Les sacs de farine bio jouent les décorations brutes en magasin, gain de place au labo à la clef. © B.GUICHETEAU

Engagement traçabilité avec des origines et producteurs mentionnés blanc sur (tableau) noir. © B.GUICHETEAU

Pas question en effet pour ce fin gestionnaire de multiplier les ingrédients et les références pour un même produit. « Avec de la poudre d’amandes, des œufs, de la farine et du beurre, on peut faire dix fonds de gâteaux différents en variant les techniques », rappelle l’artisan, qui utilise un seul et même beurre (signé Laiterie Verneuil) : une bonne manière d’optimiser le stockage et de réduire les risques d’erreurs. Dans le même esprit, il ne cherche pas à élargir à tout prix sa gamme. Il préfère réaliser de A à Z l’ensemble de ses produits, de la mayonnaise de ses sandwichs à ses assemblages de farines et de graines. Toujours dans une optique de rationalisation, c’est le même mélange de fruits secs (conservé au frais) que l’on retrouve dans son pain Maxi-King et ses fromages blancs parfumés, qui font un tabac en dessert de formule déjeuner.
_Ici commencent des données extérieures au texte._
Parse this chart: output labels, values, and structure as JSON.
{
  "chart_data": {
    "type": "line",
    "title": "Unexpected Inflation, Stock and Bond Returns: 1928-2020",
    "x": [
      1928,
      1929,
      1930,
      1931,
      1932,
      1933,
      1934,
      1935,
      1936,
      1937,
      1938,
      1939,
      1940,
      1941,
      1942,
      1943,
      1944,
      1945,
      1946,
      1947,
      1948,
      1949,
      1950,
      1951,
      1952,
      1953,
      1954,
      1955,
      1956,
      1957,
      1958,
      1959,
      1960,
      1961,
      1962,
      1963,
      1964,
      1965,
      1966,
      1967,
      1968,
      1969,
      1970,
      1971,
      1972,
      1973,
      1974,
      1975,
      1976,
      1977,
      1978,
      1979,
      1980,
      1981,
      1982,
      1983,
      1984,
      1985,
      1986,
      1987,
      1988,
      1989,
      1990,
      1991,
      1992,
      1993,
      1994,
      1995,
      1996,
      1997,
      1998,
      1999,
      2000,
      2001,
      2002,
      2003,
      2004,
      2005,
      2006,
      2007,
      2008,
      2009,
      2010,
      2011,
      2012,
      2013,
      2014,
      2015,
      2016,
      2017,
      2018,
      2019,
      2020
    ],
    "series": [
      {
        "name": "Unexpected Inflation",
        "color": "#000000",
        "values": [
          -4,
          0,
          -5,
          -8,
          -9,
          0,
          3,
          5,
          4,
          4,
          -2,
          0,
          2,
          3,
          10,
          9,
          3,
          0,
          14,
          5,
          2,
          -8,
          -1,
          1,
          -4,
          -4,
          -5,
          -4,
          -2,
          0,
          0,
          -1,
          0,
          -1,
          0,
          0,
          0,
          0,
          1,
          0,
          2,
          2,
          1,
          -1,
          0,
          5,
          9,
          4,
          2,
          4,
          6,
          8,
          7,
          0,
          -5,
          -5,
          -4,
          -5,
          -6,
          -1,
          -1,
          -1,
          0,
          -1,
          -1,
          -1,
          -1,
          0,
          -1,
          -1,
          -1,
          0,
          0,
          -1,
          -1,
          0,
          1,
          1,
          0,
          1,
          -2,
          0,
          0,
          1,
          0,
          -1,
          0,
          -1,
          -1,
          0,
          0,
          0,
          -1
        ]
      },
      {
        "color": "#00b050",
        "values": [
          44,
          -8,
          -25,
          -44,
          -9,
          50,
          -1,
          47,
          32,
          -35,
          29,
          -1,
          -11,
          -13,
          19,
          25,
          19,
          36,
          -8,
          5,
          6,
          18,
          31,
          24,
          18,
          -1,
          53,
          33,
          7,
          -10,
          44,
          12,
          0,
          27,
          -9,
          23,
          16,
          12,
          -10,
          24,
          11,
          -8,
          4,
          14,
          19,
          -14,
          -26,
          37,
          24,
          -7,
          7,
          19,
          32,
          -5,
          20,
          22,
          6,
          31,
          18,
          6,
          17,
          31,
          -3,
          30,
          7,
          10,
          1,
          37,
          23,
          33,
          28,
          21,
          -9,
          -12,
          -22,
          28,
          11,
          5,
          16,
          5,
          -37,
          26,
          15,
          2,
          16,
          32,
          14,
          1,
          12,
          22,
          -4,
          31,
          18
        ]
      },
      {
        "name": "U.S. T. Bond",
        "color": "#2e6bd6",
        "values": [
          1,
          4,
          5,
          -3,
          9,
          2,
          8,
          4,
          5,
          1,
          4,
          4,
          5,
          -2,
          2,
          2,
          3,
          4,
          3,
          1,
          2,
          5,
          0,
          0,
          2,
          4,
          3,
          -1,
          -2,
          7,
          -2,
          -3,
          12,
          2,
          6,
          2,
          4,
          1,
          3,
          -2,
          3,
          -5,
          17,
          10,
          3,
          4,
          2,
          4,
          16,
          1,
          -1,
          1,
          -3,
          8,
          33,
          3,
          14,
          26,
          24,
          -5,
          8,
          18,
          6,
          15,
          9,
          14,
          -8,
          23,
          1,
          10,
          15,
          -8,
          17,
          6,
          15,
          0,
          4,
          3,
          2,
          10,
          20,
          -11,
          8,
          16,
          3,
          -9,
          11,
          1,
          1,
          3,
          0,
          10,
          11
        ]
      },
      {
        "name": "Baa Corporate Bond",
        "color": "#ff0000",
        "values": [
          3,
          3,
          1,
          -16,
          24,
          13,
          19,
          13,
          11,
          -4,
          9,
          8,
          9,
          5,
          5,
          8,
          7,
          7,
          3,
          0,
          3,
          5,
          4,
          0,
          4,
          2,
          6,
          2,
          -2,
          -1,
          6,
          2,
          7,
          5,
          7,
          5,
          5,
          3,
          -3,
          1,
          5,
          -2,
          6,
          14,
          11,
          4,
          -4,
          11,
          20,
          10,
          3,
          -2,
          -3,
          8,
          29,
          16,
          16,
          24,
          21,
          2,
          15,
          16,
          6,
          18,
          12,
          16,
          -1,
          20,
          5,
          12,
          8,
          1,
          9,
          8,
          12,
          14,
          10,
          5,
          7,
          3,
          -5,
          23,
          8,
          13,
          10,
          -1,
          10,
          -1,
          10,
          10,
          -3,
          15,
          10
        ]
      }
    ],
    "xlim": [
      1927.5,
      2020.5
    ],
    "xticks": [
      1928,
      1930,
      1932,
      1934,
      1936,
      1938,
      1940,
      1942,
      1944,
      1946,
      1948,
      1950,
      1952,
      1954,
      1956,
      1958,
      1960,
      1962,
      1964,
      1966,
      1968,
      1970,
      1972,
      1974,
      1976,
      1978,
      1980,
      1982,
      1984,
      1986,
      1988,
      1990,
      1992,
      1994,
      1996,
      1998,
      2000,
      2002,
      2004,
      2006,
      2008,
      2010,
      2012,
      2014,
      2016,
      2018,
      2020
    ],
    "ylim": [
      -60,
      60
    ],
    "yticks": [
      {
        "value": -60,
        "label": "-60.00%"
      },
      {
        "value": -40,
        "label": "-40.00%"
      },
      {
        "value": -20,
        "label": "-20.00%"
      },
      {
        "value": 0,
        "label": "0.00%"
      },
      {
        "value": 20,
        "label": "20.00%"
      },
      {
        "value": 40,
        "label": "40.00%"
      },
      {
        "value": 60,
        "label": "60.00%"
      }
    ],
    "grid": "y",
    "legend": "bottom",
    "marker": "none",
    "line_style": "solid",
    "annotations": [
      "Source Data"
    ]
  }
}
L’artisan collabore avec une nutritionniste pour optimiser l’équilibre alimentaire de ses recettes. Ex. avec l’Italien, un sandwich complet au jambon ou saumon fumé, sur une base de focaccia à snacker. © B.GUICHETEAU

Faite maison, la viennoiserie mise sur la gourmandise, à l’image de ce généreux palmier feuilleté. © B.GUICHETEAU

Pains en moules

Intéressé de longue date par les levains et les techniques de fermentation en panification, Richard Gressent a hésité à s’installer en farines biologiques en 2006. Il s’est ravisé au profit d’un 100 % farine de tradition pour finalement se convertir au bio dix ans plus tard. « Face à la montée de la concurrence, il est indispensable de se positionner différemment », estime le boulanger, qui n’a pas souhaité, au départ, répercuter la hausse réelle du coût de ses matières premières sur ses prix de vente. Un décalage rattrapé par la suite, ce qui lui a permis d’augmenter le ticket moyen, tout en conservant un bon rapport qualité/prix.

La dernière création de l’artisan : le pain à la farine de chanvre bio, à la mie herbacée et fondante. © B. GUICHETEAU

Le reste de son offre relève de la même démarche, avec des petites collections de basiques impeccablement exécutés, en viennoiserie et en pâtisserie, du flan à la vanille bien équilibré au généreux palmier feuilleté, en passant par le paris-brest au praliné maison (vidéo à l’appui diffusée sur internet et un écran en magasin à Blois). Idem côté snacking avec une vingtaine de quiches, croques, pizzas, salades et sandwichs (avec garniture dissociée suivant le procédé Croust’wich). En boutique, sa gamme de pains spéciaux sur levain et poolish pour la souplesse fait la part belle aux pièces en moules (personnalisés et chinés à l’étranger), une tendance de consommation qui monte.

Sa dernière création : un pain à la farine de chanvre bio. Preuve que la boulangerie artisanale est un savant mélange de tradition et de créativité sans cesse renouvelée.